Direct analysis of complex mixtures by mass spectrometry

Abstract

Mixture analysis can provide information on individual components if the sample is first subjected to chromatographic separation. Two critical capabilities, soft ionization and the ability to mass-select and then dissociate ions of a particular m/z, coalesced in 1975, allowing direct analysis of complex mixtures by mass spectrometry. Chemical ionization was used as the soft ionization method and mass-analysis used the ion kinetic energy spectrometer (MIKES). Soft molecular ionization produces a set of ions that are structural surrogates of the neutral molecules; they can be mass-selected and allowed to spontaneously dissociate (i.e. as metastable ions) or fragmented upon energy transfer e.g. in the course of collision-induced dissociation (CID).
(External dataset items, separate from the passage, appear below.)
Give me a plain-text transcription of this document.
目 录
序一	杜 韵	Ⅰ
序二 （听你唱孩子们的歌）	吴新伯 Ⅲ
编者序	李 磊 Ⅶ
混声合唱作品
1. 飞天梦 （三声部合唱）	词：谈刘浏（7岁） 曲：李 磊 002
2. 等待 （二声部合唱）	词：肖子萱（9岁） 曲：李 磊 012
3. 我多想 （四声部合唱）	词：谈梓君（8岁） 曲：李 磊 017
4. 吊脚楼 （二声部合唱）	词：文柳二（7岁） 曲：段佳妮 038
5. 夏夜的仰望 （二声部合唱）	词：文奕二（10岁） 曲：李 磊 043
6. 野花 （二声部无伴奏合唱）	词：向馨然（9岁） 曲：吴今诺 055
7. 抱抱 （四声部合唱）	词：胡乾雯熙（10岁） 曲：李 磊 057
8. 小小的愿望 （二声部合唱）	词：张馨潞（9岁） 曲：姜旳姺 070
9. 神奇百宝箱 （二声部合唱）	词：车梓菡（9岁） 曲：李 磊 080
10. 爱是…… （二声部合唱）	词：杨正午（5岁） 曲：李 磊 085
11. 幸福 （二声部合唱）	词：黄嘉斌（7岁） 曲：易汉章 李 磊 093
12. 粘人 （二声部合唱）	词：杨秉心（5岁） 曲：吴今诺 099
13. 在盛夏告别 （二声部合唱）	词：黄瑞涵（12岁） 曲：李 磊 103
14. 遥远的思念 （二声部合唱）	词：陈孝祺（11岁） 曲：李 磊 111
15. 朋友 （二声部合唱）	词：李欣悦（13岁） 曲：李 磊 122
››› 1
The second stage of mass analysis provides information about the atomic connectivity in the precursor ion and by implication in the original molecule. This review focuses on the development of complex mixture analysis by mass spectrometry and allied topics. Discussion of the activation techniques associated with (collision-induced dissociation, surface-induced dissociation and metastable ion dissociation) emphasizes the importance of energy transfer phenomena and the internal energies distributions of ions to explain the observed mass spectra. The translational to internal energy transfer in collisions is readily accessed in the MIKES where the second stage mass analyzer is a kinetic energy/charge analyzer. Collisions in the keV range can also be used to change ion the charge state via the processes of charge exchange, electron stripping, or charge inversion. New ionization sources for analysis of non-volatile compounds that were introduced during the time period (1975–1990) of this review included secondary ion mass spectrometry, plasma desorption and field ionization and they are briefly discussed. Several types of scans were developed to rapidly access information of the individual components, including chemically specific scans (e.g. neutral loss scans of mass 30 for nitro compounds).